On Day 1, there are 10 gloves in the drawer, and Richard randomly selects 2 gloves. The probability of selecting any particular pair of matching gloves is 1/10 (since there is only one pair among the 10 gloves). Therefore, the probability of not selecting a matching pair on Day 1 is 1 - 1/10 = 9/10.

On Day 2, there are 8 gloves remaining in the drawer, and Richard randomly selects 2 gloves. The probability of selecting any particular pair of matching gloves is now 1/8. However, we also need to consider the probability of not selecting a matching pair on Day 1. Since this event and the events of Day 2 are independent, we can multiply the probabilities. Therefore, the probability of not selecting a matching pair on Day 1 and 2 is (9/10) * (1 - 1/8) = (9/10) * (7/8) = 63/80.

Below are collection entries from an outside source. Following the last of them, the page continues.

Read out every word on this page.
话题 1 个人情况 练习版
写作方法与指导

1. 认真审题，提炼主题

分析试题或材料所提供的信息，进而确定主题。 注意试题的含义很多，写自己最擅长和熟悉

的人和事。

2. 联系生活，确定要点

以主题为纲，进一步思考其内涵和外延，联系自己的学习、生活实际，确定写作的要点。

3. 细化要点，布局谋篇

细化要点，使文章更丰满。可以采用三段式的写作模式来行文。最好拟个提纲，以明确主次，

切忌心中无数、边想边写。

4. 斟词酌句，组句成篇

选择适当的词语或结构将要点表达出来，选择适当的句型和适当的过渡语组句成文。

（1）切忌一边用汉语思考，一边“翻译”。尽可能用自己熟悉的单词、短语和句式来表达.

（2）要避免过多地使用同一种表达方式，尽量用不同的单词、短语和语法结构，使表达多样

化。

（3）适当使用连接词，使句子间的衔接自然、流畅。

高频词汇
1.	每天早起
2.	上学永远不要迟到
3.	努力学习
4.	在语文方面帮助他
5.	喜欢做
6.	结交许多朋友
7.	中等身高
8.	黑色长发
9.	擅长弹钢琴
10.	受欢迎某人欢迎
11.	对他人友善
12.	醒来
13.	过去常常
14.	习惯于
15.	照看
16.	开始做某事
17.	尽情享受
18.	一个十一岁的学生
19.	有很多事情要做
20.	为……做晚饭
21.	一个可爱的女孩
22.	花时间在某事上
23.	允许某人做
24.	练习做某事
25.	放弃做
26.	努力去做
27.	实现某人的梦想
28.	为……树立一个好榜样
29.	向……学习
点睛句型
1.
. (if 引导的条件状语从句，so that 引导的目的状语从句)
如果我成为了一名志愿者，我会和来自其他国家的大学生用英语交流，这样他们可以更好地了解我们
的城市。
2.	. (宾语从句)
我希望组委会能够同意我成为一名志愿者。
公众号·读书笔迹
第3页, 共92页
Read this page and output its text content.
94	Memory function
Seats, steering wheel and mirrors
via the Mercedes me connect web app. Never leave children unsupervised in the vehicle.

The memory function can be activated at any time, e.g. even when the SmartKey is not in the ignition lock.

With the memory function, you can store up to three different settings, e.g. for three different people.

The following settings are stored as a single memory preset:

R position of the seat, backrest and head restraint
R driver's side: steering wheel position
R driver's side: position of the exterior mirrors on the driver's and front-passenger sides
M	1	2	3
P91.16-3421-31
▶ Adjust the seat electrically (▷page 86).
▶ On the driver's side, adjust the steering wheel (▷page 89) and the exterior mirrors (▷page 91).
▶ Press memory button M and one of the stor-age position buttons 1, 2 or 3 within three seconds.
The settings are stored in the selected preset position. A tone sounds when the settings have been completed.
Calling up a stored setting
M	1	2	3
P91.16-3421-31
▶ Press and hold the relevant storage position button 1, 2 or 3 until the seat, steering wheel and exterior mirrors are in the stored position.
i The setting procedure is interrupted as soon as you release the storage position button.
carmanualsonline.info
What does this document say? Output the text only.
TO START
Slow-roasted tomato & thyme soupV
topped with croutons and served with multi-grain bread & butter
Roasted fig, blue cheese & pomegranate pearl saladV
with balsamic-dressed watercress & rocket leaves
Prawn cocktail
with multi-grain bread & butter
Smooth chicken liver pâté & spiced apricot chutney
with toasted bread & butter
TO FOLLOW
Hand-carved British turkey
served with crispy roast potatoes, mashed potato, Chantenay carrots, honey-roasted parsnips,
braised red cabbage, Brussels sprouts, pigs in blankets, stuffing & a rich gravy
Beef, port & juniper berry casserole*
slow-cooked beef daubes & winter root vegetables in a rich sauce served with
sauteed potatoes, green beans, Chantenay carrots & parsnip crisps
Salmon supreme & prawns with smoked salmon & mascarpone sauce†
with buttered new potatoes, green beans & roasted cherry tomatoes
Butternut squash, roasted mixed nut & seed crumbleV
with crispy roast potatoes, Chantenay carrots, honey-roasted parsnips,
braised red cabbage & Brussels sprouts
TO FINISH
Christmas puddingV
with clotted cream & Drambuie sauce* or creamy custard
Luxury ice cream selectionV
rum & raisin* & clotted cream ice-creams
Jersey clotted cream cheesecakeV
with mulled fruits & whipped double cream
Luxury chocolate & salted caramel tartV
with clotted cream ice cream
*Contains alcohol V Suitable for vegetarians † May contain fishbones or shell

On Day 3, there are 6 gloves remaining in the drawer, and Richard again randomly selects 2 gloves. The probability of selecting any particular pair of matching gloves is now 1/6. To find the probability that Day 3 is the first day Richard selects matching gloves, we need to consider the probabilities of not selecting a matching pair on Day 1 and 2. Again, since these events are independent, we can multiply the probabilities. Therefore, the probability of not selecting a matching pair on Day 1, 2, and 3 is (9/10) * (7/8) * (1 - 1/6) = (9/10) * (7/8) * (5/6) = 315/480 = 21/32.

Finally, the probability that Day 3 is the first day Richard selects matching gloves is 1 - 21/32 = 11/32.

Therefore, m = 11 and n = 32, and m+n = 11 + 32 = 43.